Three new studies show that Australians are growing increasingly concerned about climate change, with almost eight out of ten Australians accepting the scientific evidence that our climate is changing. There is also strong and growing support for more government action on climate change and measures to increase renewable energy and phase out coal.
Growing concern about climate change and its impacts
The surveys, Climate of the Nation 2018, published by the Australia Institute (TAI) in September 2018, The Australian Survey into Beliefs and Attitudes towards Science, published by National Centre for Public Awareness of Science (CPAS) in June 2018 and the 2018 Lowy Institute Poll, also June 2018, highlight a consistent upward trend in concern about climate change.
Almost eight in ten Australians believe that climate change is occurring (79.8% according to CPAS survey and 76% according to the TAI poll) and this number has increased since 2017.

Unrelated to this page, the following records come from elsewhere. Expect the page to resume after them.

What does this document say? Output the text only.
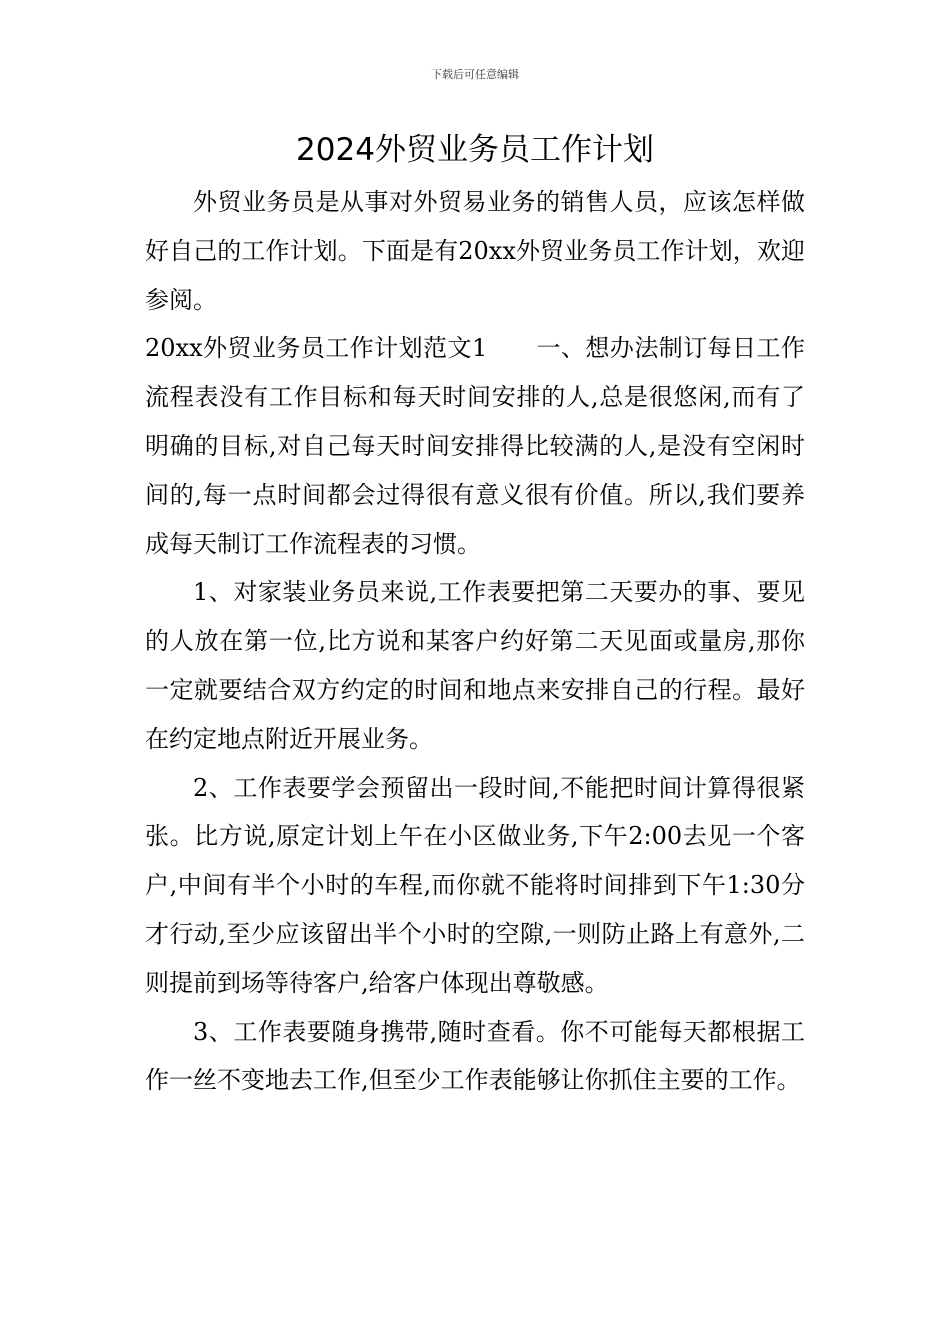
下载后可任意编辑
2024外贸业务员工作计划

外贸业务员是从事对外贸易业务的销售人员，应该怎样做好自己的工作计划。下面是有20xx外贸业务员工作计划，欢迎参阅。

20xx外贸业务员工作计划范文1　　一、想办法制订每日工作流程表没有工作目标和每天时间安排的人,总是很悠闲,而有了明确的目标,对自己每天时间安排得比较满的人,是没有空闲时间的,每一点时间都会过得很有意义很有价值。所以,我们要养成每天制订工作流程表的习惯。

1、对家装业务员来说,工作表要把第二天要办的事、要见的人放在第一位,比方说和某客户约好第二天见面或量房,那你一定就要结合双方约定的时间和地点来安排自己的行程。最好在约定地点附近开展业务。

2、工作表要学会预留出一段时间,不能把时间计算得很紧张。比方说,原定计划上午在小区做业务,下午2:00去见一个客户,中间有半个小时的车程,而你就不能将时间排到下午1:30分才行动,至少应该留出半个小时的空隙,一则防止路上有意外,二则提前到场等待客户,给客户体现出尊敬感。

3、工作表要随身携带,随时查看。你不可能每天都根据工作一丝不变地去工作,但至少工作表能够让你抓住主要的工作。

In fact, attitudes to climate change have seen some of the most dramatic shifts of any area, according to the Lowy Institute Poll, with concern at its highest level in a decade. In 2018, almost 60% of respondents agree that global warming is a serious and pressing problem and that we should be taking steps now, even if this involves significant costs. This has increased from 36% in 2012.

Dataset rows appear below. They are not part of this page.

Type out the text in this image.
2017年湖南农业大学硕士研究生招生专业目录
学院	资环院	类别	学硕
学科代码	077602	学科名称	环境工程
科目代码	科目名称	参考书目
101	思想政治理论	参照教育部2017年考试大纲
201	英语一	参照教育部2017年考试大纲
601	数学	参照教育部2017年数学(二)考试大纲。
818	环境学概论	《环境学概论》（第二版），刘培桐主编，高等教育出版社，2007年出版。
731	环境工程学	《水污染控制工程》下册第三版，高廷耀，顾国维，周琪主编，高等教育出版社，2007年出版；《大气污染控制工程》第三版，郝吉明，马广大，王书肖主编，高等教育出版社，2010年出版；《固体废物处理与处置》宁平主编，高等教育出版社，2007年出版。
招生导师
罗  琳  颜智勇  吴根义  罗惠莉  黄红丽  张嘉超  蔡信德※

Concern about specific climate change impacts has grown by 4-5% since 2017 (TAI). The top three impacts of concern were that more droughts and flooding will affect crop production and food supply (78% concerned), destruction of the Great Barrier Reef (77% concerned) and more bushfires (76% concerned).

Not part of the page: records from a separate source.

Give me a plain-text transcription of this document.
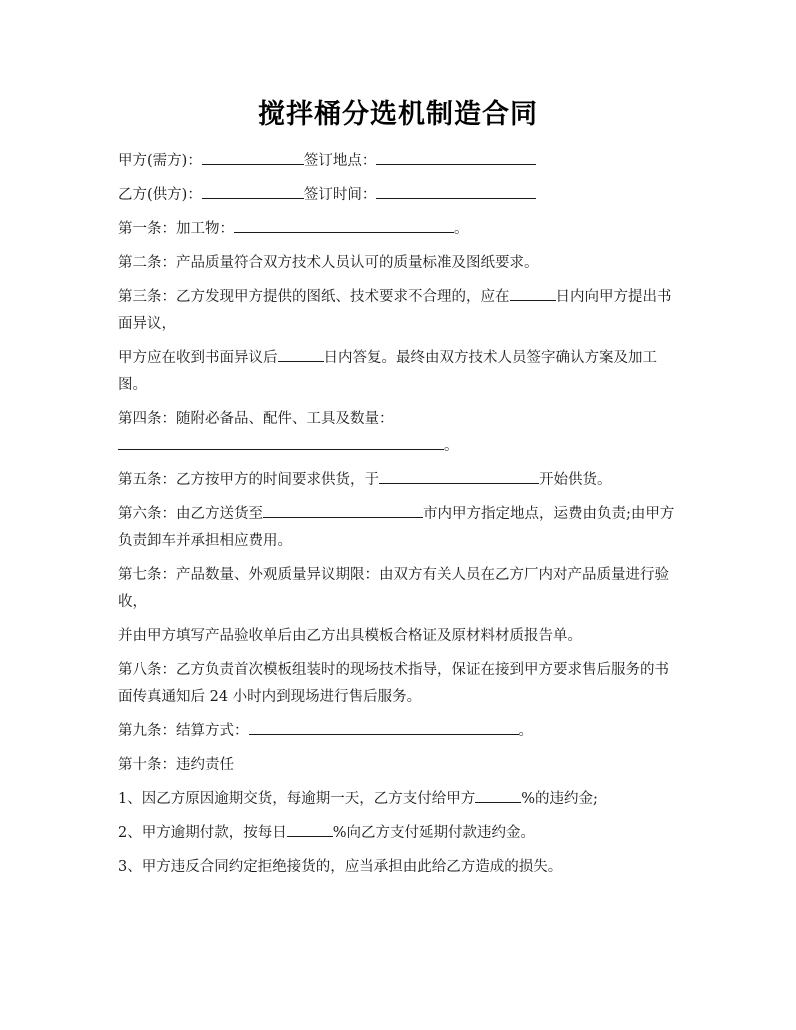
搅拌桶分选机制造合同
甲方(需方)：	签订地点：
乙方(供方)：	签订时间：
第一条：加工物：	。
第二条：产品质量符合双方技术人员认可的质量标准及图纸要求。
第三条：乙方发现甲方提供的图纸、技术要求不合理的，应在	日内向甲方提出书面异议，
甲方应在收到书面异议后	日内答复。最终由双方技术人员签字确认方案及加工图。
第四条：随附必备品、配件、工具及数量：
。
第五条：乙方按甲方的时间要求供货，于	开始供货。
第六条：由乙方送货至	市内甲方指定地点，运费由负责;由甲方负责卸车并承担相应费用。
第七条：产品数量、外观质量异议期限：由双方有关人员在乙方厂内对产品质量进行验收，
并由甲方填写产品验收单后由乙方出具模板合格证及原材料材质报告单。
第八条：乙方负责首次模板组装时的现场技术指导，保证在接到甲方要求售后服务的书面传真通知后 24 小时内到现场进行售后服务。
第九条：结算方式：	。
第十条：违约责任
1、因乙方原因逾期交货，每逾期一天，乙方支付给甲方	%的违约金;
2、甲方逾期付款，按每日	%向乙方支付延期付款违约金。
3、甲方违反合同约定拒绝接货的，应当承担由此给乙方造成的损失。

Very strong support for more government action
More than half of Australians think that governments aren’t doing enough on climate change, with 68% supporting state government incentives for renewable energy and 62% supporting plans to phase out coal-fired power stations (TAI). 67% said that the transition from coal should occur within the next 20 years. Almost two thirds of Australians (68%) support setting domestic targets to reduce emissions in line with the Paris Agreement.
An astounding 84% of Australians agree that “the government should focus on renewables, even if this means we may need to invest more in infrastructure to make the system more reliable” (Lowy Institute).
Causes of climate change
Of those who believe that our climate is changing, two thirds believe that global warming is caused mostly because of human activity, a noticeable increase on the 2017 survey of just over half (CPAS). Drilling down on the reasons given, more people cite the negative effects of human activity and the scientific evidence than in previous years.
According to the Climate of the Nation research, Australians underestimate the number of people who believe humans are the main cause of climate change and overestimate the number of climate sceptics (TAI), with 56% of Australians citing humans as the main cause of climate change, compared with a perception that only 47% believe this.
Looking at these polls in combination, it’s clear that government action on climate change is lagging behind the expectations of the Australian community.